American high officials’ “detour around China,” to a large extent, is aimed to borrow forces of other countries and take them up to the American way. Hillary’s personal energy and charisma, to a certain degree, have indeed made up for America’s deficiency in hard power.
U.S. Secretary of State Hillary Clinton has recently visited three continents — Europe, Asia and Africa — and a total of nine countries. One of her goals, at least in Asia, is to check and balance China. From minute shifts in words and conduct, we can still peep at America’s domestic policies, especially some noteworthy trends and changes in the election year.

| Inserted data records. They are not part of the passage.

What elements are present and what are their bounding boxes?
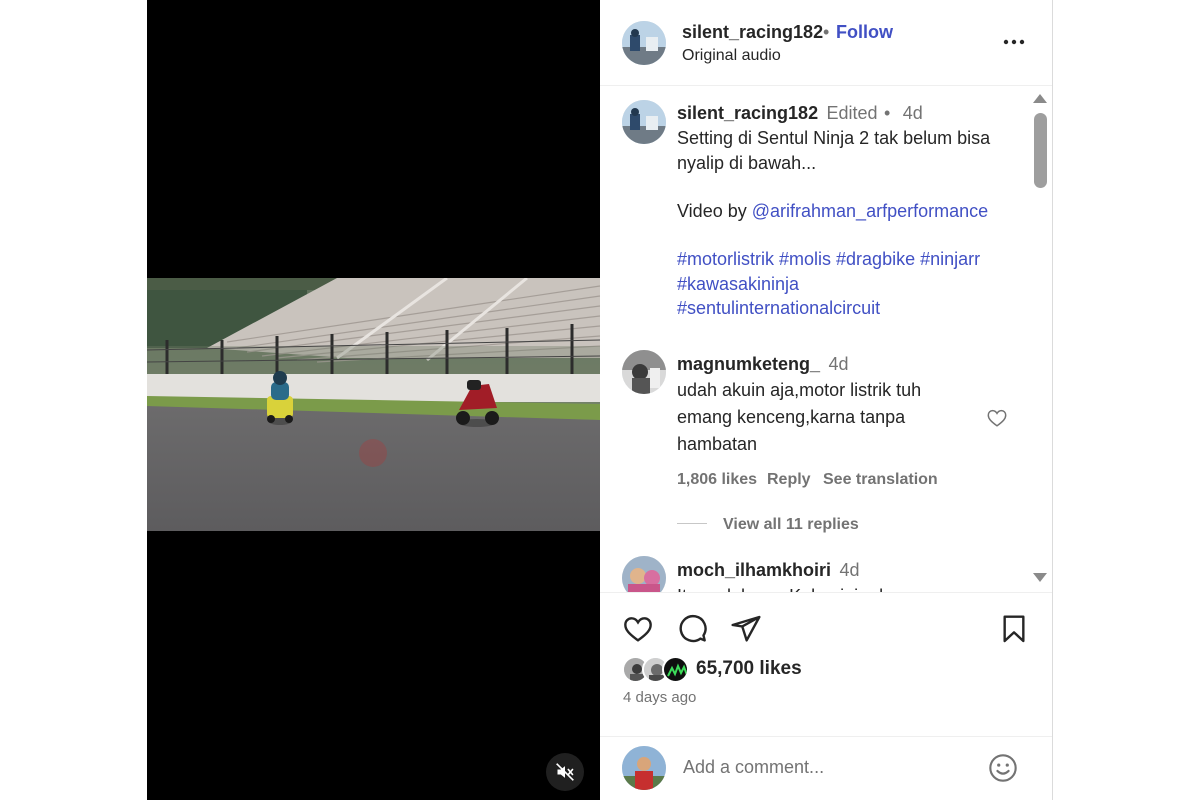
likes-count[interactable]: 65,700 likes: [696, 658, 802, 680]
post-actions: 65,700 likes 4 days ago: [600, 592, 1052, 800]
comment-header: moch_ilhamkhoiri 4d: [677, 560, 860, 581]
commenter-avatar[interactable]: [622, 556, 666, 592]
post-time[interactable]: 4 days ago: [623, 689, 696, 706]
comment-button[interactable]: [676, 613, 708, 645]
emoji-button[interactable]: [987, 752, 1019, 784]
comment-input[interactable]: [683, 755, 973, 779]
audio-label[interactable]: Original audio: [682, 47, 781, 65]
bookmark-icon: [1003, 615, 1025, 643]
hashtags-line-1[interactable]: #motorlistrik #molis #dragbike #ninjarr: [677, 249, 980, 270]
heart-icon: [987, 409, 1007, 427]
follow-button[interactable]: Follow: [836, 22, 893, 43]
caption-video-credit: Video by @arifrahman_arfperformance: [677, 201, 988, 222]
author-username[interactable]: silent_racing182: [682, 22, 823, 43]
comments-section[interactable]: silent_racing182 Edited • 4d Setting di …: [600, 86, 1052, 592]
comment-age[interactable]: 4d: [829, 354, 849, 374]
more-options-button[interactable]: [1002, 30, 1026, 54]
hashtags-line-3[interactable]: #sentulinternationalcircuit: [677, 298, 880, 319]
caption-header: silent_racing182 Edited • 4d: [677, 103, 923, 124]
caption-separator: •: [884, 103, 891, 123]
caption-age[interactable]: 4d: [903, 103, 923, 123]
mention-link[interactable]: @arifrahman_arfperformance: [752, 201, 988, 221]
comment-text-line-1: udah akuin aja,motor listrik tuh: [677, 380, 922, 400]
caption-line-2: nyalip di bawah...: [677, 153, 817, 173]
mute-button[interactable]: [546, 753, 584, 791]
video-by-label: Video by: [677, 201, 747, 221]
replies-divider: [677, 523, 707, 524]
see-translation-button[interactable]: See translation: [823, 471, 938, 489]
author-avatar[interactable]: [622, 21, 666, 65]
comment-header: magnumketeng_ 4d: [677, 354, 849, 375]
comment-text-line-1: Itu sadah sus Kalau ini ada: [677, 583, 893, 592]
comment-icon: [679, 615, 707, 643]
caption-author-avatar[interactable]: [622, 100, 666, 144]
more-options-icon: [1003, 39, 1025, 45]
comment-username[interactable]: magnumketeng_: [677, 354, 820, 374]
mute-icon: [556, 763, 574, 781]
comment-like-button[interactable]: [986, 407, 1008, 429]
caption-username[interactable]: silent_racing182: [677, 103, 818, 123]
comment-age[interactable]: 4d: [840, 560, 860, 580]
post-header: silent_racing182 • Follow Original audio: [600, 0, 1052, 86]
hashtags-line-2[interactable]: #kawasakininja: [677, 274, 799, 295]
video-frame[interactable]: [147, 278, 600, 531]
view-replies-button[interactable]: View all 11 replies: [723, 516, 859, 534]
reply-button[interactable]: Reply: [767, 471, 811, 489]
post-details-panel: silent_racing182 • Follow Original audio…: [600, 0, 1052, 800]
comment-text-line-2: emang kenceng,karna tanpa: [677, 407, 906, 427]
liked-by-avatars[interactable]: [622, 656, 692, 684]
comment-username[interactable]: moch_ilhamkhoiri: [677, 560, 831, 580]
scroll-up-arrow[interactable]: [1033, 94, 1047, 103]
caption-line-1: Setting di Sentul Ninja 2 tak belum bisa: [677, 128, 991, 148]
like-button[interactable]: [622, 613, 654, 645]
header-separator: •: [823, 22, 830, 42]
edited-label: Edited: [826, 103, 878, 123]
emoji-icon: [989, 754, 1017, 782]
comment-likes[interactable]: 1,806 likes: [677, 471, 757, 489]
share-button[interactable]: [730, 613, 762, 645]
scroll-thumb[interactable]: [1034, 113, 1047, 188]
scroll-down-arrow[interactable]: [1033, 573, 1047, 582]
heart-icon: [624, 617, 652, 642]
save-button[interactable]: [998, 613, 1030, 645]
comment-text-line-3: hambatan: [677, 434, 758, 454]
share-icon: [731, 615, 761, 642]
liker-avatar: [662, 656, 689, 683]
video-player[interactable]: [147, 0, 600, 800]
commenter-avatar[interactable]: [622, 350, 666, 394]
current-user-avatar: [622, 746, 666, 790]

Hillary’s Asia route in her global trip is not anything new; a month before, U.S. Secretary of Defense Leon Panetta’s visit to Asia also passed around China (Singapore, Vietnam and India). Panetta’s first visit to Cam Ranh Bay showcased an obvious intention against China. Even further before, Hillary’s Asia-Pacific tour (Pakistan, Afghanistan, South Korea and Vietnam) in July 2010 had also left out China.
U.S. high officials’ frequent visits to the Asia-Pacific in the last two years mean to map out strategic roads for America’s “return to Asia.” Since Obama took office, America has played a high-profile role, via foreign diplomacy, in intervention on the South China Sea; in the military, an air-sea battle plan has been initiated; in the economy, the construction of an exclusive “Trans-Pacific Partnership” has been fastened in order to “return” to Asia. The interaction between China and the U.S., the world’s two largest economic entities, seems to slide from “strategically mutual skepticism” and tactical competition to strategic precaution and even face-offs, while there’s an apparently growing impulse from America to contain and restrain China by its Asia-Pacific strategies. In the face of a rapidly rising China, on-stage Hillary Clinton loses no time in manipulating, stirring and even broadening up some unsettled, controversial problems between China and its surrounding neighbors, seriously pressing down China’s strategic space.
The Obama administration started to shift its Asia policies two years ago; whether it was the highly propagandized “pivot” by the U.S. Congress or the mild expression of “re-balance” by Obama, or even U.S. Ambassador Gary Locke’s so-called “additional focus” from his March address in Shanghai — all indicated that the “return to Asia” had been established as a long-term policy.
Hillary, the chief executor and promoter of this policy, is worth attention. For two decades, Hillary has been in America’s public eye. Unlike her predecessors, she is energetic and smart: different from the scholarly prudent Rice and lacking Powell’s dedication and honesty, she has more of what it takes to make quick responses; an ability essential to survive in America’s hyper-competitive political ecology, or even to play to the score, a hallmark of officialdom.
However, the America represented by Hilary has lost the superpower status it used to have. Two wars in a decade — it hasn’t won either war, but it can’t quit. The financial crisis that started in America not only dealt a heavy blow to the world but also to itself, vaporizing an asset of $11 trillion. In face of a booming Asia and rapidly growing China, America is terribly poor in the hard power essential to render control. American high officials’ “detour around China,” to a large extent, is aimed to borrow forces of other countries and take them up to the American way. Hillary’s personal energy and charisma, to a certain degree, have indeed made up for America’s deficiency in hard power. Currently, busy with the presidential election and grueling domestic affairs, Obama likely has no time for foreign diplomacy. It’s no surprise, perhaps, that in the next few months Hillary will show an “above average” or “unexpected” performance in the international arena.
However, no matter what nice gimmicks Hillary could play in Asia, it’s likely that neither America’s national interest nor strength will enable her to incite inner fights between Asian countries at her will or without restraints. After several decades of peace and prosperity, most Asian countries in half of the world are not willing to “pay the bills” for the U.S. either. Although Hillary consistently demanded ASEAN members to complete “a code of conduct in South China Sea” despite China’s opposition, recent ASEAN conferences in Phnom Penh still concluded without reaching an agreement — unprecedentedly, not even with a joint communique. This indicates that many ASEAN countries don’t want issues in the South China Sea to strike regional stability and mainstream development, and that they particularly don’t want their largest trade partner in this area to be forced to quit the table and make a decision due to the problems surrounding the South China Sea.
Compared with two years ago, this time in Phnom Penh Hillary’s words and conduct have some constraints. At a time when ASEAN members can hardly reach a consensus on the problems of the South China Sea, outside haste only makes waste and is likely to bring the opposite results. At a higher strategic level, the tensions between China and the US should also cool down. After all, Chinese-U.S. relations have been deeply complicated and both parties have become interdependent.